Initially when I started studying computer security, I was unaware of the broad scope of the subject. One area that I’ve been particularly interested in as a career is reverse engineering. So what exactly is reverse engineering? Looking at an exact definition it’s the reproduction of another manufacturer’s product following detailed examination of its construction on composition. This holds true for computer programs too, in fact the product in our case is software. This can be useful in the computing security world to understand how systems work and analyze malware.
Programs written in any high level language like C++ or Java are compiled to be turned into executables. However, an intermediary step in this process is linking high level code to assembly language code. Assembly is a low level language that is rarely programmed in today, but it’s the fundamental code that is understood by a computer’s processor. For a reverse engineer, knowing assembly code is crucial in understanding how an executable works. If you do not possess the original source code dissembling the executable to assembly language is possible, analysis on the assembly code can continue from there. Compiled code is normally incompressible to a normal programmer, but using this process a reverse engineer can dissemble a program analyze its assembly code and can see how it works from there. There are many resources such as radare2, gdb, and binary ninja that dissemble and help you understand executable code. I am particularly interested in this area because I like low level programming and understanding how computers work.

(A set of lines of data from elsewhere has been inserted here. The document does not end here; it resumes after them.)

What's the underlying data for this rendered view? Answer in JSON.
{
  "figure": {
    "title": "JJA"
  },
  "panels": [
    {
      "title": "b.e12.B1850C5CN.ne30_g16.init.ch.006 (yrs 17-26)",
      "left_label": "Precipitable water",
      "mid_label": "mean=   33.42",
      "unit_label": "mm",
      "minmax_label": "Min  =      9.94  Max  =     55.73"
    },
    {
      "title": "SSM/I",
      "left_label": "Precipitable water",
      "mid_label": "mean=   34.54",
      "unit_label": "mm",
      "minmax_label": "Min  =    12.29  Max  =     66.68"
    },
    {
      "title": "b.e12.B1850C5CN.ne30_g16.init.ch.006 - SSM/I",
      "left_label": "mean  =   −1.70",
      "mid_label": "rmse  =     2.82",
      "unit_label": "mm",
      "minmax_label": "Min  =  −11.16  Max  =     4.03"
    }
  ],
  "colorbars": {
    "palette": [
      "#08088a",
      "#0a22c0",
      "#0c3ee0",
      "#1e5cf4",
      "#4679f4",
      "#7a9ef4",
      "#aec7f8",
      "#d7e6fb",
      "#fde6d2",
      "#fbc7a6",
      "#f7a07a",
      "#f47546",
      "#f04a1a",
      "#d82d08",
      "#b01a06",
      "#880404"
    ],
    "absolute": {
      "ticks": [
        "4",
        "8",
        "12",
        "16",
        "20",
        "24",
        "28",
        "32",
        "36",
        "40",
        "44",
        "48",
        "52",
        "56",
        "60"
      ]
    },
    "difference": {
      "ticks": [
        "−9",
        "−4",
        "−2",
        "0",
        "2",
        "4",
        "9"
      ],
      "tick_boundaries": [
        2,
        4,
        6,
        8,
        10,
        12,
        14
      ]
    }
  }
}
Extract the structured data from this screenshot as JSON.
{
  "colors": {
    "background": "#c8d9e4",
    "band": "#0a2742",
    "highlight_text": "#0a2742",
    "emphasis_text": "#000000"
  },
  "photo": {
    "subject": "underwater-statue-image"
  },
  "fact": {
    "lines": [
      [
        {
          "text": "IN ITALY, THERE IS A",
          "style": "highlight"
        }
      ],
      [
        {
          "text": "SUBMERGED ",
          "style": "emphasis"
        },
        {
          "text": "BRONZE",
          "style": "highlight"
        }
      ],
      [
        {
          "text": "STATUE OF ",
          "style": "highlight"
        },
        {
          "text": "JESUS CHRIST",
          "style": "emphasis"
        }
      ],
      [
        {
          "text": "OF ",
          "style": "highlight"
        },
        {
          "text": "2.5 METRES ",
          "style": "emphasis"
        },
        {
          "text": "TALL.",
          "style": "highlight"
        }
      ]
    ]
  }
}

This knowledge is practical in all forms of the tech industry. Security engineers need to understand the main components to computers to understand malware running on them. With more complicated exploitation techniques becoming more available the need for reverse engineering becomes more important. Although there are many parts to the field of computing security I’ve enjoyed this area especially just because I’ve found it incredibly interesting. Even if I do not pursue reverse engineering as a career it is still extremely important in all careers involving security and computing.